Eu era um garoto, às vésperas de completar 12 anos. Morava em Goiânia, minha terra natal e símbolo de aconchego, de segurança e de paz. Estudava no Agostiniano, um tradicional colégio particular da capital de Goiás, localizado no Setor Aeroporto, a 1km de uma clínica radiológica abandonada onde tudo começou. Era uma terça-feira. Um dos coordenadores de disciplina entrou na sala de aula e determinou que todos ficássemos dentro dos limites da escola até a chegada dos pais. A justificativa pareceu-me estranha: um "acidente" tinha ocorrido perto do colégio. Uma cápsula de césio-137 havia sido aberta a apenas 13 minutos de caminhada dali, na Rua 26-A, em um depósito de ferro velho. A notícia sobre a liberação de radioatividade no meio ambiente somente foi divulgada 16 dias depois, naquele 29 de setembro de 1987.
Uma sombra de dor, de sofrimento e de medo pairou sobre Goiânia. Passaram-se 35 anos, mas me recordo do noticiário constante na tevê e no rádio. As imagens da gigantesca fila de cidadãos diante do Estádio Olímpico, onde foram submetidos à detecção de radiação com contadores Geiger. Do lado de dentro, no gramado, vítimas em estado menos grave ou com níveis anormais de radioatividade foram isoladas do mundo. As informações sobre a morte de Leide das Neves, a menina de 6 anos que comeu um pedaço de pão contaminado com o césio-137. Tudo era doloroso demais. A imagem de Devair Alves Ferreira, tio de Leide, sem cabelo e debilitado, segurando a foto da atriz Betty Faria, da janela do hospital.
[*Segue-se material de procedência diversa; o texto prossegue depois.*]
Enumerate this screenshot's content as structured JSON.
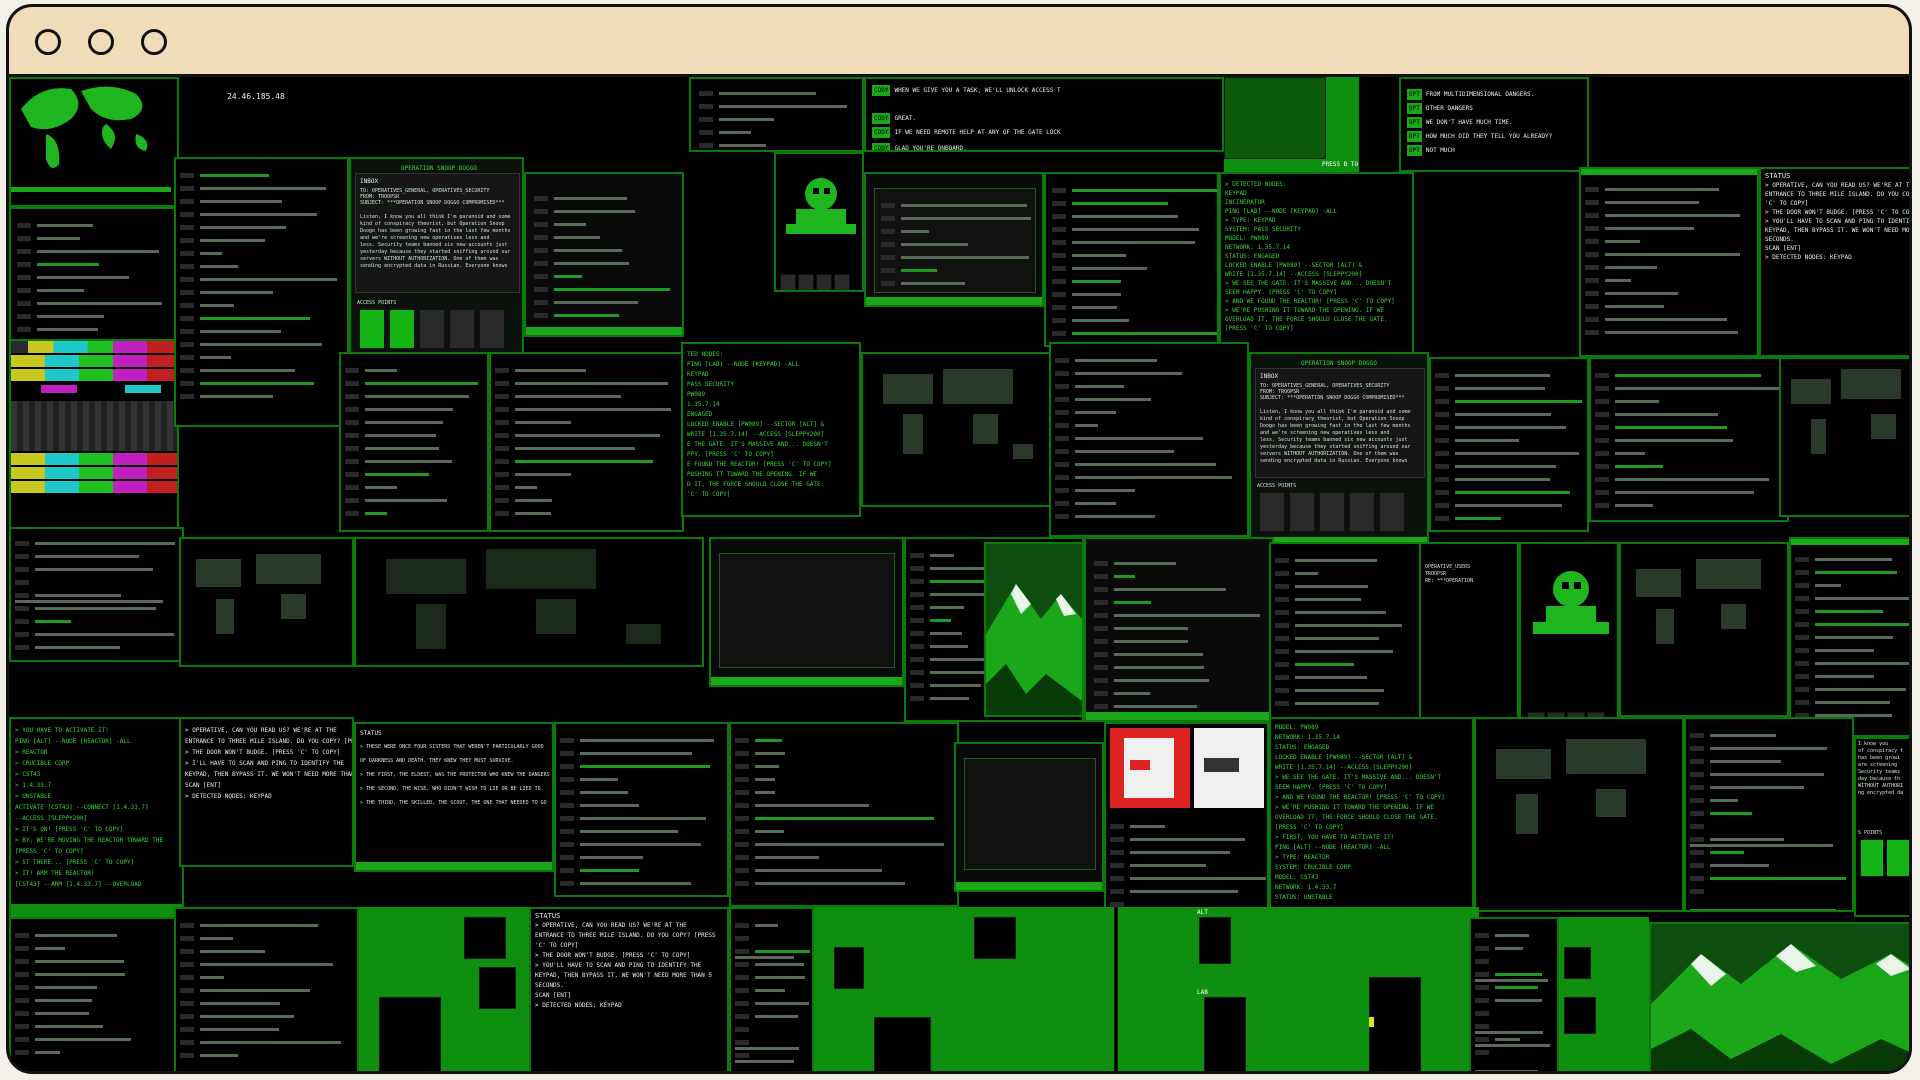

Eu me recordo de escutar o álbum Help!, dos Beatles, e de como algumas músicas pareciam se confundir com todo aquele sofrimento. Talvez fosse uma válvula de escape. Depois, vieram o preconceito e a ignorância de pessoas que temiam que os moradores de Goiânia estivessem irradiados. Chegaram a arremessar pedras contra carros que viajavam, de férias, ao litoral, dois meses depois da tragédia. O cantor Moacyr Franco, à epoca, chegou a compor a canção Eu amo Goiânia, a fim de elevar o moral dos goianienses e se opor à discriminação sofrida pela população no restante do país.
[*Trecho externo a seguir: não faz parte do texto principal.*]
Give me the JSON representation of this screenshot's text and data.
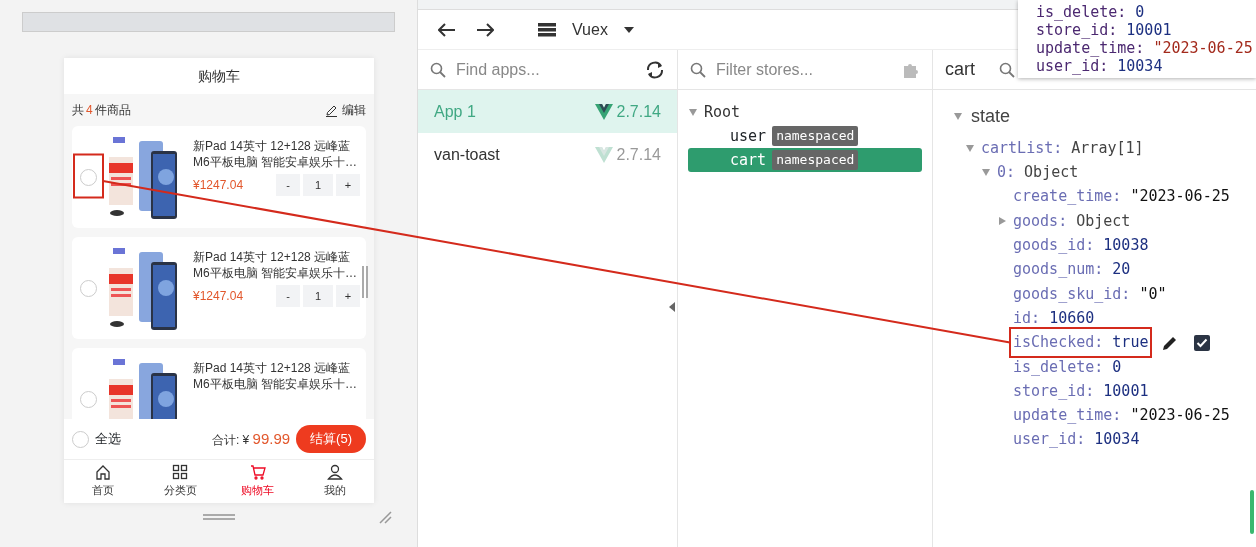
{
  "phone": {
    "title": "购物车",
    "summary": {
      "prefix": "共",
      "count": "4",
      "suffix": "件商品"
    },
    "edit_label": "编辑",
    "items": [
      {
        "title": "新Pad 14英寸 12+128 远峰蓝 M6平板电脑 智能安卓娱乐十…",
        "price": "¥1247.04",
        "decrement": "-",
        "quantity": "1",
        "increment": "+",
        "checked": false
      },
      {
        "title": "新Pad 14英寸 12+128 远峰蓝 M6平板电脑 智能安卓娱乐十…",
        "price": "¥1247.04",
        "decrement": "-",
        "quantity": "1",
        "increment": "+",
        "checked": false
      },
      {
        "title": "新Pad 14英寸 12+128 远峰蓝 M6平板电脑 智能安卓娱乐十…",
        "checked": false
      }
    ],
    "footer": {
      "select_all": {
        "label": "全选",
        "checked": false
      },
      "total_label": "合计:",
      "currency": "¥",
      "total": "99.99",
      "checkout": "结算(5)"
    },
    "tabbar": [
      {
        "label": "首页",
        "kind": "home",
        "selected": false
      },
      {
        "label": "分类页",
        "kind": "grid",
        "selected": false
      },
      {
        "label": "购物车",
        "kind": "cart",
        "selected": true
      },
      {
        "label": "我的",
        "kind": "user",
        "selected": false
      }
    ]
  },
  "devtools": {
    "inspector": "Vuex",
    "apps_search": {
      "placeholder": "Find apps..."
    },
    "apps": [
      {
        "name": "App 1",
        "version": "2.7.14",
        "selected": true
      },
      {
        "name": "van-toast",
        "version": "2.7.14",
        "selected": false
      }
    ],
    "stores_search": {
      "placeholder": "Filter stores..."
    },
    "stores": {
      "label": "Root",
      "expanded": true,
      "children": [
        {
          "label": "user",
          "tag": "namespaced",
          "selected": false
        },
        {
          "label": "cart",
          "tag": "namespaced",
          "selected": true
        }
      ]
    },
    "state_panel": {
      "title": "cart",
      "section": {
        "title": "state",
        "expanded": true,
        "nodes": [
          {
            "key": "cartList:",
            "value": "Array[1]",
            "kind": "object",
            "expanded": true,
            "children": [
              {
                "key": "0:",
                "value": "Object",
                "kind": "object",
                "expanded": true,
                "children": [
                  {
                    "key": "create_time:",
                    "value": "\"2023-06-25",
                    "kind": "string"
                  },
                  {
                    "key": "goods:",
                    "value": "Object",
                    "kind": "object",
                    "expanded": false
                  },
                  {
                    "key": "goods_id:",
                    "value": "10038",
                    "kind": "number"
                  },
                  {
                    "key": "goods_num:",
                    "value": "20",
                    "kind": "number"
                  },
                  {
                    "key": "goods_sku_id:",
                    "value": "\"0\"",
                    "kind": "string"
                  },
                  {
                    "key": "id:",
                    "value": "10660",
                    "kind": "number"
                  },
                  {
                    "key": "isChecked:",
                    "value": "true",
                    "kind": "number",
                    "hovered": true,
                    "highlighted": true
                  },
                  {
                    "key": "is_delete:",
                    "value": "0",
                    "kind": "number"
                  },
                  {
                    "key": "store_id:",
                    "value": "10001",
                    "kind": "number"
                  },
                  {
                    "key": "update_time:",
                    "value": "\"2023-06-25",
                    "kind": "string"
                  },
                  {
                    "key": "user_id:",
                    "value": "10034",
                    "kind": "number"
                  }
                ]
              }
            ]
          }
        ]
      }
    },
    "tooltip": [
      {
        "key": "is_delete:",
        "value": "0",
        "kind": "number"
      },
      {
        "key": "store_id:",
        "value": "10001",
        "kind": "number"
      },
      {
        "key": "update_time:",
        "value": "\"2023-06-25",
        "kind": "string"
      },
      {
        "key": "user_id:",
        "value": "10034",
        "kind": "number"
      }
    ]
  }
}
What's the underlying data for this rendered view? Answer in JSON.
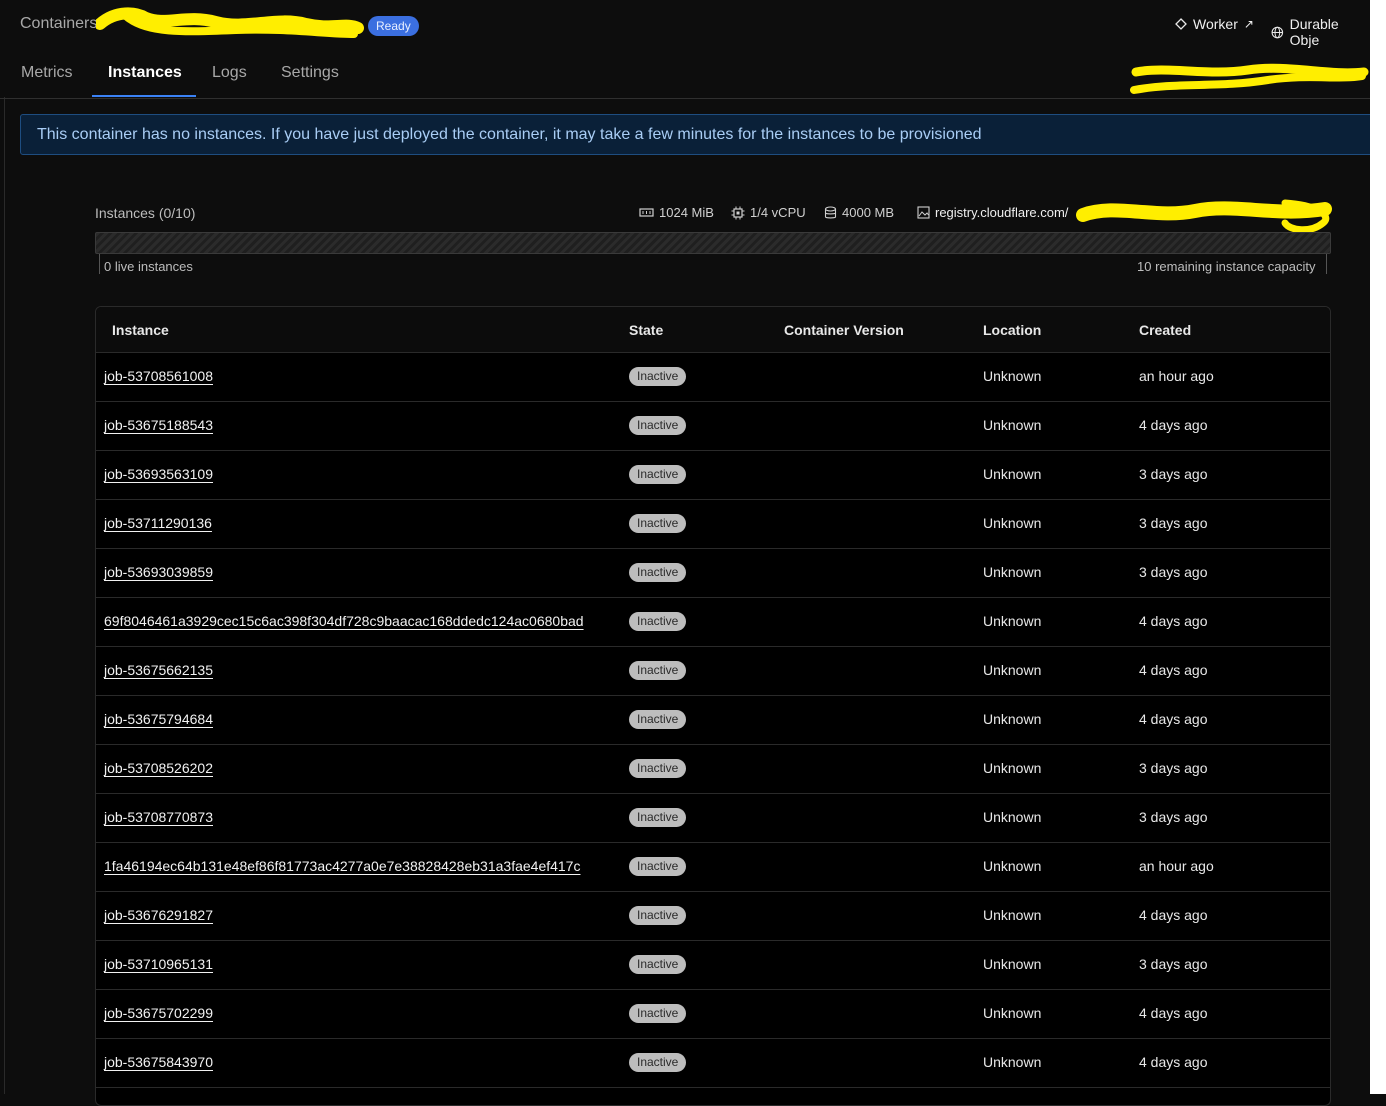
{
  "header": {
    "breadcrumb": "Containers",
    "status": "Ready",
    "links": [
      {
        "label": "Worker",
        "icon": "diamond-icon",
        "suffix": "↗"
      },
      {
        "label": "Durable Obje",
        "icon": "globe-icon"
      }
    ]
  },
  "tabs": [
    {
      "label": "Metrics",
      "active": false
    },
    {
      "label": "Instances",
      "active": true
    },
    {
      "label": "Logs",
      "active": false
    },
    {
      "label": "Settings",
      "active": false
    }
  ],
  "notice": "This container has no instances. If you have just deployed the container, it may take a few minutes for the instances to be provisioned",
  "summary": {
    "title": "Instances (0/10)",
    "memory": "1024 MiB",
    "vcpu": "1/4 vCPU",
    "disk": "4000 MB",
    "image": "registry.cloudflare.com/",
    "live_label": "0 live instances",
    "remaining_label": "10 remaining instance capacity",
    "live_count": 0,
    "capacity": 10
  },
  "table": {
    "headers": [
      "Instance",
      "State",
      "Container Version",
      "Location",
      "Created"
    ],
    "rows": [
      {
        "id": "job-53708561008",
        "state": "Inactive",
        "version": "",
        "location": "Unknown",
        "created": "an hour ago"
      },
      {
        "id": "job-53675188543",
        "state": "Inactive",
        "version": "",
        "location": "Unknown",
        "created": "4 days ago"
      },
      {
        "id": "job-53693563109",
        "state": "Inactive",
        "version": "",
        "location": "Unknown",
        "created": "3 days ago"
      },
      {
        "id": "job-53711290136",
        "state": "Inactive",
        "version": "",
        "location": "Unknown",
        "created": "3 days ago"
      },
      {
        "id": "job-53693039859",
        "state": "Inactive",
        "version": "",
        "location": "Unknown",
        "created": "3 days ago"
      },
      {
        "id": "69f8046461a3929cec15c6ac398f304df728c9baacac168ddedc124ac0680bad",
        "state": "Inactive",
        "version": "",
        "location": "Unknown",
        "created": "4 days ago"
      },
      {
        "id": "job-53675662135",
        "state": "Inactive",
        "version": "",
        "location": "Unknown",
        "created": "4 days ago"
      },
      {
        "id": "job-53675794684",
        "state": "Inactive",
        "version": "",
        "location": "Unknown",
        "created": "4 days ago"
      },
      {
        "id": "job-53708526202",
        "state": "Inactive",
        "version": "",
        "location": "Unknown",
        "created": "3 days ago"
      },
      {
        "id": "job-53708770873",
        "state": "Inactive",
        "version": "",
        "location": "Unknown",
        "created": "3 days ago"
      },
      {
        "id": "1fa46194ec64b131e48ef86f81773ac4277a0e7e38828428eb31a3fae4ef417c",
        "state": "Inactive",
        "version": "",
        "location": "Unknown",
        "created": "an hour ago"
      },
      {
        "id": "job-53676291827",
        "state": "Inactive",
        "version": "",
        "location": "Unknown",
        "created": "4 days ago"
      },
      {
        "id": "job-53710965131",
        "state": "Inactive",
        "version": "",
        "location": "Unknown",
        "created": "3 days ago"
      },
      {
        "id": "job-53675702299",
        "state": "Inactive",
        "version": "",
        "location": "Unknown",
        "created": "4 days ago"
      },
      {
        "id": "job-53675843970",
        "state": "Inactive",
        "version": "",
        "location": "Unknown",
        "created": "4 days ago"
      }
    ]
  },
  "colors": {
    "background": "#0d0d0d",
    "accent": "#3b82f6",
    "notice_bg": "#0a2038",
    "redaction": "#ffee00"
  }
}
Trinta e cinco anos se passaram. O trauma do maior acidente radioativo do mundo não foi apagado. Os locais por onde passaram a cápsula de césio-137 e o pó letal foram concretados. Dois anos antes da tragédia, em 1985, o mundo havia enfrentado o horror do desastre nuclear de Chernobyl. Hoje, a usina nuclear ucraniana de Zaporizhzhia, sob constantes bombardeios, corre o risco de recapitular todo o horror de três décadas atrás. Uma guerra em uma central nuclear é tão ou mais irresponsável do que uma cápsula de césio-137 abandonada em uma clínica radiológica no centro de uma cidade de mais de 1 milhão de habitantes. Além de irresponsável, é um estúpido ato suicida. Que o mundo evite uma nova catástrofe.